IE 11 is not supported. For an optimal experience visit our site on another browser.

Koreas sound out orchestral maneuvers, but are strings attached?

Bitter rivals South and North Korea could come together later this year to stage combined orchestral performances in the two capitals, a renowned conductor said on Friday, amid signs of improving relations on the divided peninsula.
/ Source: Reuters

Bitter rivals South and North Korea could come together later this year to stage combined orchestral performances in the two capitals, a renowned conductor said on Friday, amid signs of improving relations on the divided peninsula.

On the diplomatic front, South Korean media reported on Friday the neighbors had also agreed to a second round of negotiations on restarting stalled regional talks on disabling the North's nuclear weapons program.

The meeting of the two sides' nuclear envoys in Beijing next week comes after they met in July for the first time in over two years. In another conciliatory gesture, Seoul this month sent humanitarian aid to the isolated North to help it deal with flood damage.

Chung Myung-whun, the director of Seoul Philharmonic Orchestra, told reporters after a four-day trip to North Korea that an agreement had been reached to try to push for regular joint performances of the two Koreas' symphony orchestras.

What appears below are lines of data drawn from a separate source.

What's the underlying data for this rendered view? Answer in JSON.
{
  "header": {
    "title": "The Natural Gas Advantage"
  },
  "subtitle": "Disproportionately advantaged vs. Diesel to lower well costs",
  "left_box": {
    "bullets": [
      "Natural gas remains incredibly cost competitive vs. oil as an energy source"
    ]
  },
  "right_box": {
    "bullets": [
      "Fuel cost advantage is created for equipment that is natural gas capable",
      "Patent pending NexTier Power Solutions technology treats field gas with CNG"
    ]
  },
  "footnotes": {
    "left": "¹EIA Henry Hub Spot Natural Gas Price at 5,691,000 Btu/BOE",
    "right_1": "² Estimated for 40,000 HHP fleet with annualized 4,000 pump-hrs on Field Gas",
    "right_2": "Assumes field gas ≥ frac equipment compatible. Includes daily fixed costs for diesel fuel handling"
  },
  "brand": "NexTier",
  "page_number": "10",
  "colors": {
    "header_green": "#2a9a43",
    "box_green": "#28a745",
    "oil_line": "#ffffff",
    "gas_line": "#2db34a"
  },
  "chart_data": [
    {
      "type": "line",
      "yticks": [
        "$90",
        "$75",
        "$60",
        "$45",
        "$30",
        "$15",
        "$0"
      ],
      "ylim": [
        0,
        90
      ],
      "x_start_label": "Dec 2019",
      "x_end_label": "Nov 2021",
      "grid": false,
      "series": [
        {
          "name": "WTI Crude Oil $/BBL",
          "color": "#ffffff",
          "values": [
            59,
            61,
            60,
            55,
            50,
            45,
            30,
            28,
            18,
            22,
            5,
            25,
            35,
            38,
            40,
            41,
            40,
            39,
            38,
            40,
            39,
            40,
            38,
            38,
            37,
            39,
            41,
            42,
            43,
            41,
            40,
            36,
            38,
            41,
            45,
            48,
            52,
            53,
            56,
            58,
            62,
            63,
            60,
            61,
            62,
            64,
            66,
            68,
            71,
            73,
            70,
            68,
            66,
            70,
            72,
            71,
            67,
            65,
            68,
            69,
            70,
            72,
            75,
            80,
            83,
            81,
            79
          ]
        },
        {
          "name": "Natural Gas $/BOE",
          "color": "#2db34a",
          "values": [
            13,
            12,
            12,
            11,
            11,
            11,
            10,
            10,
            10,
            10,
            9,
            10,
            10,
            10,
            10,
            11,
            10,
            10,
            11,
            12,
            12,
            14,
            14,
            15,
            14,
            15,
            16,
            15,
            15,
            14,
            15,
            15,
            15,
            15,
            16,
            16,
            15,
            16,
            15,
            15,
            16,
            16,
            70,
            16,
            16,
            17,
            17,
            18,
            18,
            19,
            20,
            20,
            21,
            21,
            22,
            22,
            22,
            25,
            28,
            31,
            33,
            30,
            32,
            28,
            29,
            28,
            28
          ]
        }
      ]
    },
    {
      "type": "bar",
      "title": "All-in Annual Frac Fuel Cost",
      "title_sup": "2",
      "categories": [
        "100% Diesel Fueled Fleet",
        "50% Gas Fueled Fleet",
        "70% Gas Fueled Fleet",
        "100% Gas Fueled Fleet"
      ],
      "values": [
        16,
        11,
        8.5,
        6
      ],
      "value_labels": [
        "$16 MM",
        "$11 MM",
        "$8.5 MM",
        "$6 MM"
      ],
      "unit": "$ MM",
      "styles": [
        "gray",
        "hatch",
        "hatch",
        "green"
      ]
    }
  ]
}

"We reached an agreement to hold a joint concert in Pyongyang and Seoul at around December," he said. "The rest is up to the politicians which I have no say or control over, but hopefully our plan will be realised."

A government official in Seoul said the matter had yet to be discussed. South Koreans must get state approval to travel to secretive North Korea.

Chung, 59, said he worked closely with local musicians while in the North's capital, conducting rehearsals and auditions as well as meeting officials from the cultural bureau.

"I don't realistically hope that this might bring any changes to the North Korean system, though I did make some genuine, individual connections through our shared love for music.

"We'll see where that takes us from here in terms of progress, but as musicians, politics plays no part in what we do."

MORE TALKS

Relations between the neighbors, still technically at war after signing only an armistice to end their 1950-53 civil conflict, have improved this year after they had been damaged by the killing of 50 South Koreans in two separate attacks on the peninsula last year.

Under pressure from their main allies in Washington and Beijing to iron out their differences, the two Koreas have taken tentative steps toward restarting six-party aid-for-denuclearisation talks, also involving the United States, China, Japan and Russia.

A week after the two Koreas' nuclear envoys met in July, a top North Korean diplomat travelled to New York for talks with U.S. special envoy for North Korea, Stephen Bosworth.

Seoul and Washington described the talks as "constructive."

Yonhap news agency quoted a senior diplomat as saying that that the South's nuclear envoy, Wi Sung-lac, would have a second meeting with his North Korean counterpart, Ri Yong-ho, in Beijing in the middle of next week.

Pyongyang has said it is willing to return to six-party talks without preconditions, but Seoul and Washington demand that the North must first halt its uranium enrichment program and allow the return of international nuclear inspectors.

The North, which analysts say will never give up its nuclear weapons program, walked out of the six-party talks over two years ago after the United Nations imposed new round sanctions for conducting nuclear and missile tests.